You’re ready to start hiring for your next project but you need the perfect software engineer job description. Worse, you don’t have long: job-seekers only spend 49.7 seconds on your ad to see if it’s a good fit before moving on and only 76.7 seconds with ones that do seem like a good fit, research shows.
There are many engineers in the proverbial sea, after all, but if you want to reel in the very best, you need to put your best foot forward, have the right bait, and cast that line with a sure swing.
1. Be Specific About Your Needs
Vagary is the enemy of attracting great talent. The more specific you are, the more likely you’ll attract the right engineer for your project.
Here are a few questions you should have answers for in your software engineer job description so your dream hire doesn’t have to ask.
Is the job short-term or long-term?
What’s the scope and purpose of the project?
What is the job title?
What kind of platforms, tools, libraries, and languages do they need to be proficient in?
What are the general scope and deliverables for the project?
The more you give your new hire up-front, the better informed they’ll be and the more time it will save you in not having to dismiss under- or over-qualified candidates.
2. Articulate Your Company Vision
There’s a lot of competition for good hires–and for good reason. One way you distinguish yourself is by articulating your company vision clearly.
People like to know who they’re working for. What’s your mission? What do you value and stand for?
What kind of working environment can your dream engineer expect?
Not every office is going to have pool tables and beer taps, but being clear about what your company’s values and culture are like will help your hire know what he or she is getting into and make it more likely they’ll integrate well into the current company culture.
3. Find the Right Tone
Most software engineer job descriptions are boring.
There’s no beating around the bush there.
We’re not saying your job description has to be a four-color comic book, but at least try to show some levity. You can be specific, detailed, and professional, and still be relaxed and maybe even a little funny (here’s a nifty account of some of the more creative job postings out there).
Your tone is a reflection of the workplace attitudes your new employee can expect.
4. Make Your Software Engineer Job Description Aspirational, but Realistic
What we mean by this is that it’s okay to shoot ask the top qualifications for the particular hire you’re looking for, but don’t demand outsized experience and skills that the job doesn’t require. You’ll get overqualified candidates anyway.

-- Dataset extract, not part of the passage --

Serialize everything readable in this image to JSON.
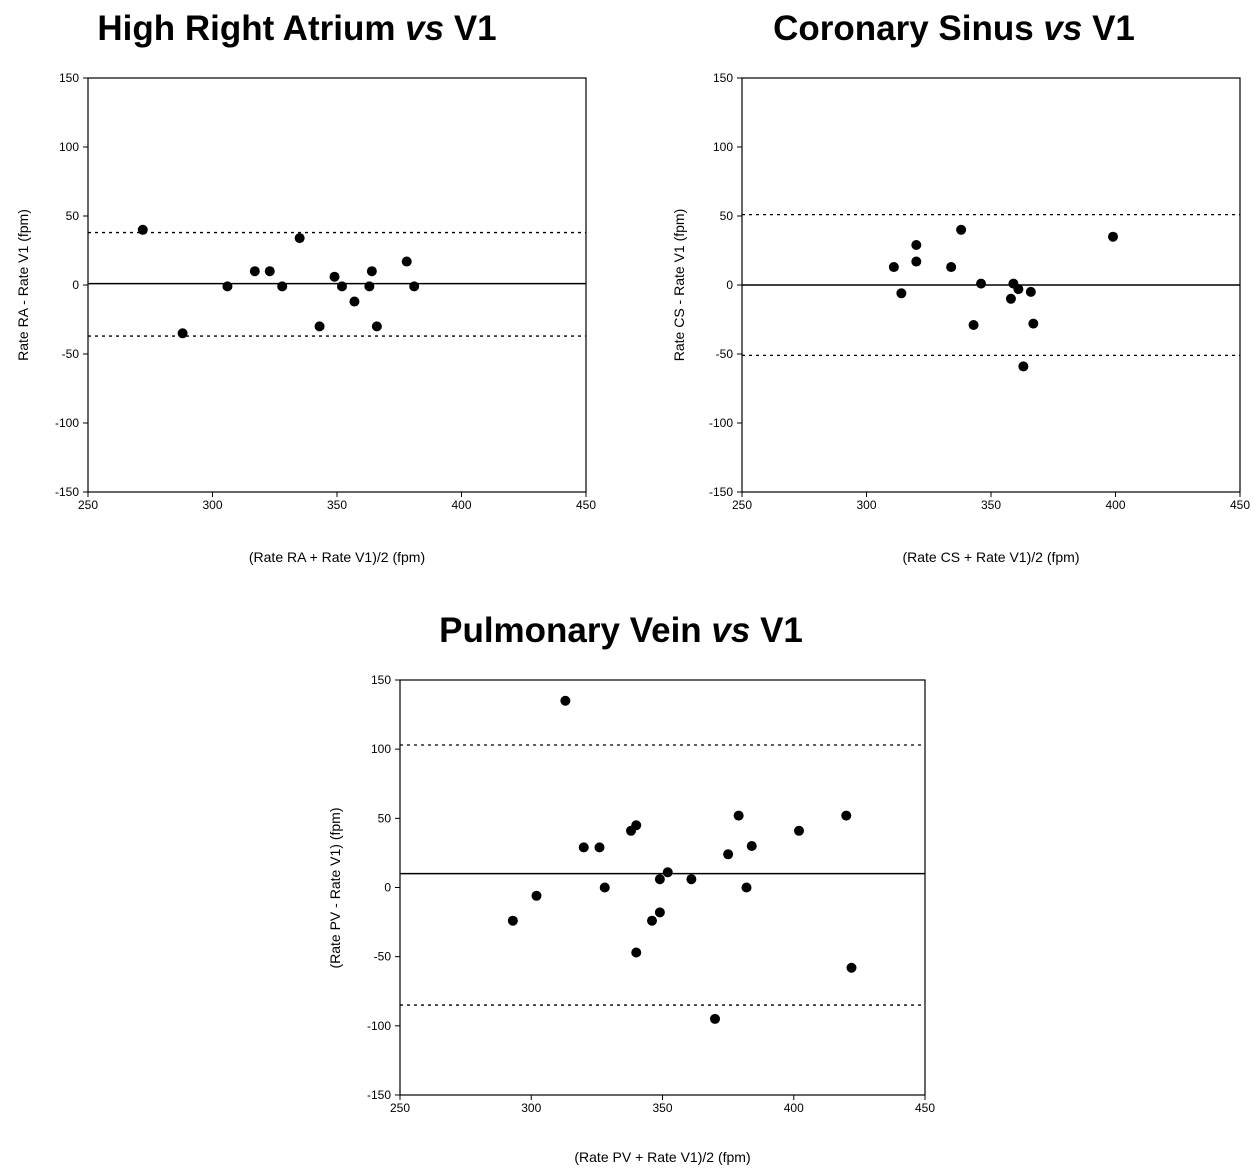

You’ll get overqualified candidates anyway, but it reflects better on you as the company looking for a hire if you’re serious about what qualifications are necessary and which are merely desired.
5. Show Them the Money, Jerry
Too often employers play coy about compensation but in a competitive environment, this doesn’t do you any favors. Compensation is often a negotiation, but at least give your future engineer a starting point.
And don’t forget to also talk about other perks and benefits that might not fit a traditional compensation package. You’re selling your company, team, and project to your new hire as much as they’re pitching themselves to you.